# Thread: limit involving trig and L'H rule

1. ## limit involving trig and L'H rule

Hi. Could somebody walk me through this one?:

$\displaystyle \lim_{x\rightarrow\infty}{x\,tan(\frac{1}{x})}$

I think that is equal to

$\displaystyle \lim_{x\rightarrow\infty}{\frac{x}{cot(\frac{1}{x} )}}$

Which is of the form inf/inf. However, after two more attempted applications of L'Hs rule, I end up with a horrible mess that seems to be of the form 0*inf/inf, or something weird like that.
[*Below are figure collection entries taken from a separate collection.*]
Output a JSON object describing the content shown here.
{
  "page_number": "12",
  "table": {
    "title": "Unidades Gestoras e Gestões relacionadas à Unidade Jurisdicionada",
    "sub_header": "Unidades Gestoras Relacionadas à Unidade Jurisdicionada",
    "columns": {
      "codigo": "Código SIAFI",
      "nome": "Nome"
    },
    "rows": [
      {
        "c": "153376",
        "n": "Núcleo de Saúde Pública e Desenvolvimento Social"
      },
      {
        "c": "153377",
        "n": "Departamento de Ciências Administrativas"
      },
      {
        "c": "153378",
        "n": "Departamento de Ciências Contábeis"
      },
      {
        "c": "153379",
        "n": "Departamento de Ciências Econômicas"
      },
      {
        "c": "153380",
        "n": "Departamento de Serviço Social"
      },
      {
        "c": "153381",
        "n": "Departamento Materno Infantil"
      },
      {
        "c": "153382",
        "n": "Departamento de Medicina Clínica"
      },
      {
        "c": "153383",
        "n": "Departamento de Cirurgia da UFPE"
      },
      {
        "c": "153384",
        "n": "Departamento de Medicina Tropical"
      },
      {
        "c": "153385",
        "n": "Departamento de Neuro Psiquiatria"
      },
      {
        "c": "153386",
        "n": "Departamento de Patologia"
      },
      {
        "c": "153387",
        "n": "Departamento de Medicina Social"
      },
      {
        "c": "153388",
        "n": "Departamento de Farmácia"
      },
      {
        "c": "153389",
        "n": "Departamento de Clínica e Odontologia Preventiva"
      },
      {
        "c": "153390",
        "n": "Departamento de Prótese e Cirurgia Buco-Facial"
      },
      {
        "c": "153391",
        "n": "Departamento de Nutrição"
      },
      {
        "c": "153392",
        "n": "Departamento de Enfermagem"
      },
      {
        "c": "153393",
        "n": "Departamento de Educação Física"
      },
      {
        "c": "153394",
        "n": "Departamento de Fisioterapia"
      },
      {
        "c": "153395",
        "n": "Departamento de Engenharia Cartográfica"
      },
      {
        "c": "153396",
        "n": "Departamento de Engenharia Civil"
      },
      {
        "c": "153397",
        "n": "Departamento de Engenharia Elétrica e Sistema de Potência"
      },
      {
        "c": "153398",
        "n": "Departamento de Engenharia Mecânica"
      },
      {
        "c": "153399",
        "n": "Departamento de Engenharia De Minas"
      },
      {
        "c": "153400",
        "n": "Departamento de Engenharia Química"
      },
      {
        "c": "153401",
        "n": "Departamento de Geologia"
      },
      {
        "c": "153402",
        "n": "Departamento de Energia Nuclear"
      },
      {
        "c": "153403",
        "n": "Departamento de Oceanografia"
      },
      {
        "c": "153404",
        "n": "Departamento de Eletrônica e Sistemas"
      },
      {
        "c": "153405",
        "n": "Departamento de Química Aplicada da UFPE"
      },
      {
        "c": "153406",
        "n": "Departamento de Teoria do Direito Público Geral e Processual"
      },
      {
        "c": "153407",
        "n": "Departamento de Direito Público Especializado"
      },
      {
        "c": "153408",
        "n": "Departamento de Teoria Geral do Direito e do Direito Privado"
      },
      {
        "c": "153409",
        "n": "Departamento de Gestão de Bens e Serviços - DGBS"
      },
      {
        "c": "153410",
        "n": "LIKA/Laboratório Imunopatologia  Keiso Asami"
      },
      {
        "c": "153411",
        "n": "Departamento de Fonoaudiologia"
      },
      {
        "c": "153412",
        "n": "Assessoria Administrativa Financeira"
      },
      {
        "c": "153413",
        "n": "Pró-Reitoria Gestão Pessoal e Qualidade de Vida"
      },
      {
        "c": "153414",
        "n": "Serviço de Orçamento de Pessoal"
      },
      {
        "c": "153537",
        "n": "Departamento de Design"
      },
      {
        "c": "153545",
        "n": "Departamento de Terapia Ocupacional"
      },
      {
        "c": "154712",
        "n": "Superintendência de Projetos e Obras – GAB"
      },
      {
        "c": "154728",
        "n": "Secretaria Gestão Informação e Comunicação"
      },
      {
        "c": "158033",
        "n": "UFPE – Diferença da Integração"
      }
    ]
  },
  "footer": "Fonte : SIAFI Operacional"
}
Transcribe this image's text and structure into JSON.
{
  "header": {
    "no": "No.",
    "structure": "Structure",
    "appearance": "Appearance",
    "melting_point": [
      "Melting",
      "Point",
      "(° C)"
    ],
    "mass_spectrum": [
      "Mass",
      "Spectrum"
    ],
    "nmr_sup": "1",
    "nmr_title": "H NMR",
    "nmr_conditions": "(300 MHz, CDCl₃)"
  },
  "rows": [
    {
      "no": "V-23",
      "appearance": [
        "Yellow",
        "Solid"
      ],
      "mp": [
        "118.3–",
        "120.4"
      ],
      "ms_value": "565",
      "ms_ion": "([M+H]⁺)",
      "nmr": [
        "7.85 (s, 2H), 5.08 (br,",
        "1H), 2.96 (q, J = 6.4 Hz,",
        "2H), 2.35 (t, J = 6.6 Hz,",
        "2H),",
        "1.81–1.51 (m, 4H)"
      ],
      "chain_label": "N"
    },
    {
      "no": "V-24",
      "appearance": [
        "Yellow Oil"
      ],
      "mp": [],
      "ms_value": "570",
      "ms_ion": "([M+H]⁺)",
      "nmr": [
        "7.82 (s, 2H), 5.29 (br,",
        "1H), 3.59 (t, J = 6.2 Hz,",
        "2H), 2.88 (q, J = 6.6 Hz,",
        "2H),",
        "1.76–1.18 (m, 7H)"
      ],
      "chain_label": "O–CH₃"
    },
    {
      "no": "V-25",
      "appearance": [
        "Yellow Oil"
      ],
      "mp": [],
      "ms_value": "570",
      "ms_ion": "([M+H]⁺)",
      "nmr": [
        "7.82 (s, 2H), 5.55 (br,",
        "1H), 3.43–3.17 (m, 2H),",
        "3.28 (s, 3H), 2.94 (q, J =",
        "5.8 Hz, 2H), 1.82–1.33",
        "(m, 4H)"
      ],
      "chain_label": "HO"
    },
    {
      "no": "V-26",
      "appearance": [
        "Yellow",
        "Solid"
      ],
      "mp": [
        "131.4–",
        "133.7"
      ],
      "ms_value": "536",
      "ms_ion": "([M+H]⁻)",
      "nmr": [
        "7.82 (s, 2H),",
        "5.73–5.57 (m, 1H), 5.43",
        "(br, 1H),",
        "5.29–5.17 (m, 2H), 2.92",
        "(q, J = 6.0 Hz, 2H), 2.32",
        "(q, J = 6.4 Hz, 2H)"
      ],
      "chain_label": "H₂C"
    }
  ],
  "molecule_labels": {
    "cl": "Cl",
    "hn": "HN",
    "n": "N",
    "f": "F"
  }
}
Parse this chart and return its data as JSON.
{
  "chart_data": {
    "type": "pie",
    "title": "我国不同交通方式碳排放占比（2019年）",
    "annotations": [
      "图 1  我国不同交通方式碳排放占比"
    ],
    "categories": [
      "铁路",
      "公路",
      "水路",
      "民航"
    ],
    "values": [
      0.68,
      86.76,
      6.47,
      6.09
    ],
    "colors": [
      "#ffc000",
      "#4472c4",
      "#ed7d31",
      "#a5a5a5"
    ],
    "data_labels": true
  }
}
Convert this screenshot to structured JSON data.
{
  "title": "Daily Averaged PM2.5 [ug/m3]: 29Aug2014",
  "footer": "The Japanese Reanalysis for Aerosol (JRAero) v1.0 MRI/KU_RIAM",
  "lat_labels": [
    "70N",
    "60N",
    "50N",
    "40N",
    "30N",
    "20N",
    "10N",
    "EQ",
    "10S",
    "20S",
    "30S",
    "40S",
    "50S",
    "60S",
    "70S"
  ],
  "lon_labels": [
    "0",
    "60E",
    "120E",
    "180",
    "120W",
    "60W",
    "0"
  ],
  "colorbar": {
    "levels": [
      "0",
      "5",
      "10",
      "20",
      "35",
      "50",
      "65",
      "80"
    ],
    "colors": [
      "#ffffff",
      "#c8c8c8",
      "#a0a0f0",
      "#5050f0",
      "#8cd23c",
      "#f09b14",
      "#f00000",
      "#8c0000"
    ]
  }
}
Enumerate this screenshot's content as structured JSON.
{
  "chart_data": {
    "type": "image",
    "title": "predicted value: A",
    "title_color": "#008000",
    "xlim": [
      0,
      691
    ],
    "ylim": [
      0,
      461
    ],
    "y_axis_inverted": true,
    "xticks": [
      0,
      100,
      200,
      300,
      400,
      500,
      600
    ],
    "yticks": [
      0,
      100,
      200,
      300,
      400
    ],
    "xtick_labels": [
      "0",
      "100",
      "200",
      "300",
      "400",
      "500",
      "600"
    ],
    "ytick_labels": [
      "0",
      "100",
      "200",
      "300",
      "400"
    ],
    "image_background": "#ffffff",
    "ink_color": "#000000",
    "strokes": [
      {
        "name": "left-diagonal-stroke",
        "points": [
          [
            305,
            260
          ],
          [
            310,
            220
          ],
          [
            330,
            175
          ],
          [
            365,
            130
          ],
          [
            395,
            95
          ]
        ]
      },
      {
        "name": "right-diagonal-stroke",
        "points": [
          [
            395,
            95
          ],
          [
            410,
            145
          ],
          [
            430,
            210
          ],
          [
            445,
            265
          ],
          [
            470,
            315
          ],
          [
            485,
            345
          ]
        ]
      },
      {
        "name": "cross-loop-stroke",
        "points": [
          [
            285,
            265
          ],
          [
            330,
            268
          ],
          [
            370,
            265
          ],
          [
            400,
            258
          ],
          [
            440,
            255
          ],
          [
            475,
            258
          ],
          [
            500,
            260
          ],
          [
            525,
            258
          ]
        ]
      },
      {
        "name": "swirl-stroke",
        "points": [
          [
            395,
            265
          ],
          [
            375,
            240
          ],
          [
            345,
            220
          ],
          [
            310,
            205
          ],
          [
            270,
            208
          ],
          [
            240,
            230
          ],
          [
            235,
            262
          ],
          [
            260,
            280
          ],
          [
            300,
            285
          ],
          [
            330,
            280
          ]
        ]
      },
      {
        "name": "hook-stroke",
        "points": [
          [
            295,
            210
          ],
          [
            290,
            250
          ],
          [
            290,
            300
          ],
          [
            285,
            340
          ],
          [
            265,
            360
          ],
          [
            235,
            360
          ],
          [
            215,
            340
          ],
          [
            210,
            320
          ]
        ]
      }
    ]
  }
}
2. ## Re: limit involving trig and L'H rule

Let $\displaystyle t = \frac{1}{x}$ so we get:

$\displaystyle \lim_{t \rightarrow 0} \frac{\tan(t)}{t} = \lim_{t \rightarrow 0}\frac{\sin(t)\cos(t)}{t} = \cos(0) = 1$

4. ## Re: limit involving trig and L'H rule

It might help to look at the problem as $\displaystyle \frac{tan(\frac{1}{x})}{\frac{1}{x}}$. Then if you differentiate using L'Hopital's Rule I think you should get $\displaystyle \lim_{x\rightarrow\infty} \frac{\frac{-1}{x^{2}} sec^{2}(\frac{1}{x})}{\frac{-1}{x^{2}}}$

5. ## Re: limit involving trig and L'H rule

Originally Posted by AZach
It might help to look at the problem as $\displaystyle \frac{tan(\frac{1}{x})}{\frac{1}{x}}$. Then if you differentiate using L'Hopital's Rule I think you should get $\displaystyle \lim_{x\rightarrow\infty} \frac{\frac{-1}{x^{2}} sec^{2}(\frac{1}{x})}{\frac{-1}{x^{2}}}$
Yes, now I do seem to remember the professor giving an example similar to that. Thanks!